Anaplan is looking for a Site Reliability Engineer to join our team. You will play a critical role in maintaining the reliability, availability, and performance of the Anaplan platform, working to build and scale resilient systems.
What You'll Do
- Build, monitor, and maintain highly available and scalable production systems.
- Develop and implement automation for operational tasks to improve system efficiency and reliability.
- Participate in on-call rotations, troubleshoot complex issues, and lead incident response.
- Collaborate with software engineering teams to design, launch, and operate services.
- Define and implement Service Level Objectives (SLOs) and Service Level Indicators (SLIs).
- Drive continuous improvement in system performance, capacity planning, and cost optimization.
What We're Looking For
- Proven experience in an SRE, DevOps, or similar role focused on large-scale distributed systems.
- Strong programming and scripting skills in languages like Python, Go, or Java.
- Deep experience with cloud infrastructure (AWS, Azure, or GCP) and container orchestration (Kubernetes, Docker).
- Expertise in monitoring and observability tools like Prometheus, Grafana, Datadog, or Splunk.

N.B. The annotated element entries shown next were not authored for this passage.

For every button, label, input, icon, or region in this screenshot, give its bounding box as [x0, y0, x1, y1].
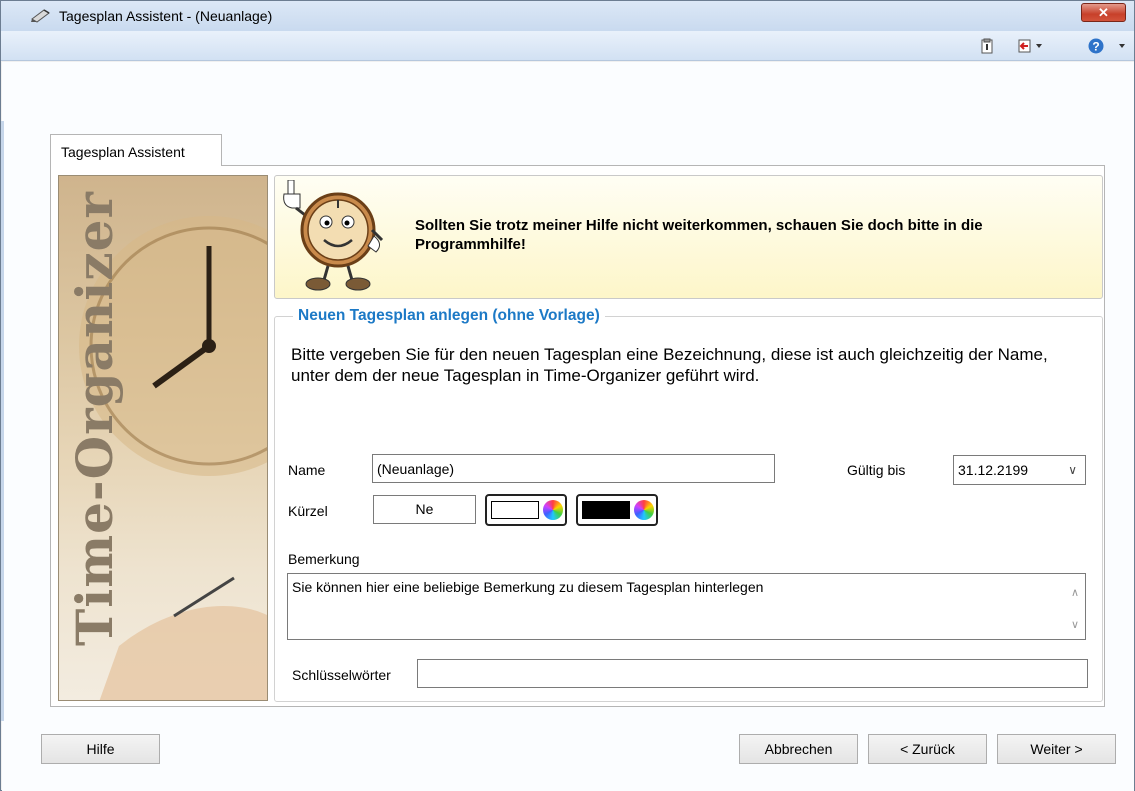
toolbar: ?: [1, 31, 1134, 61]
back-color-button[interactable]: [576, 494, 658, 526]
remark-label: Bemerkung: [288, 551, 360, 567]
title-bar: Tagesplan Assistent - (Neuanlage) ✕: [1, 1, 1134, 31]
text-color-swatch: [491, 501, 539, 519]
cancel-button[interactable]: Abbrechen: [739, 734, 858, 764]
chevron-down-icon[interactable]: ∨: [1068, 463, 1077, 477]
valid-until-date-picker[interactable]: 31.12.2199 ∨: [953, 455, 1086, 485]
valid-until-label: Gültig bis: [847, 462, 906, 478]
clipboard-icon[interactable]: [979, 38, 995, 54]
remark-textarea[interactable]: Sie können hier eine beliebige Bemerkung…: [287, 573, 1086, 640]
color-wheel-icon: [634, 500, 654, 520]
color-wheel-icon: [543, 500, 563, 520]
dialog-window: Tagesplan Assistent - (Neuanlage) ✕ ? Ta…: [0, 0, 1135, 791]
scroll-down-icon[interactable]: ∨: [1071, 618, 1079, 631]
group-description: Bitte vergeben Sie für den neuen Tagespl…: [291, 345, 1048, 385]
tab-tagesplan-assistent[interactable]: Tagesplan Assistent: [50, 134, 222, 166]
svg-text:?: ?: [1092, 40, 1099, 54]
back-color-swatch: [582, 501, 630, 519]
back-button[interactable]: < Zurück: [868, 734, 987, 764]
clock-mascot-icon: [283, 180, 384, 291]
wizard-pen-icon: [31, 9, 50, 23]
side-image: Time-Organizer: [58, 175, 268, 701]
hint-box: Sollten Sie trotz meiner Hilfe nicht wei…: [274, 175, 1103, 299]
help-button[interactable]: Hilfe: [41, 734, 160, 764]
left-decoration: [1, 121, 4, 721]
help-icon[interactable]: ?: [1088, 38, 1104, 54]
hint-text: Sollten Sie trotz meiner Hilfe nicht wei…: [415, 217, 983, 253]
short-name-field[interactable]: Ne: [373, 495, 476, 524]
group-title: Neuen Tagesplan anlegen (ohne Vorlage): [293, 307, 605, 325]
keywords-input[interactable]: [417, 659, 1088, 688]
window-title: Tagesplan Assistent - (Neuanlage): [59, 8, 273, 24]
valid-until-value: 31.12.2199: [958, 462, 1029, 478]
keywords-label: Schlüsselwörter: [292, 667, 391, 683]
exit-dropdown-arrow-icon[interactable]: [1036, 44, 1042, 48]
exit-icon[interactable]: [1017, 38, 1033, 54]
text-color-button[interactable]: [485, 494, 567, 526]
next-button[interactable]: Weiter >: [997, 734, 1116, 764]
remark-text: Sie können hier eine beliebige Bemerkung…: [292, 579, 764, 595]
close-button[interactable]: ✕: [1081, 3, 1126, 22]
name-label: Name: [288, 462, 326, 478]
side-image-text: Time-Organizer: [65, 191, 124, 646]
name-input[interactable]: [372, 454, 775, 483]
help-dropdown-arrow-icon[interactable]: [1119, 44, 1125, 48]
short-label: Kürzel: [288, 503, 328, 519]
scroll-up-icon[interactable]: ∧: [1071, 586, 1079, 599]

- Strong understanding of Linux/Unix systems, networking, and security fundamentals.
- Experience with infrastructure-as-code tools like Terraform, Ansible, or CloudFormation.
Nice to Have
- Experience managing data platforms or large-scale databases.
- Knowledge of CI/CD pipelines and GitOps practices.
- Experience in a SaaS or platform engineering environment.
We believe in a hiring and working environment where all people are respected and valued, regardless of gender identity or expression, sexual orientation, religion, ethnicity, age, neurodiversity, disability status, citizenship, or any other aspect which makes people unique.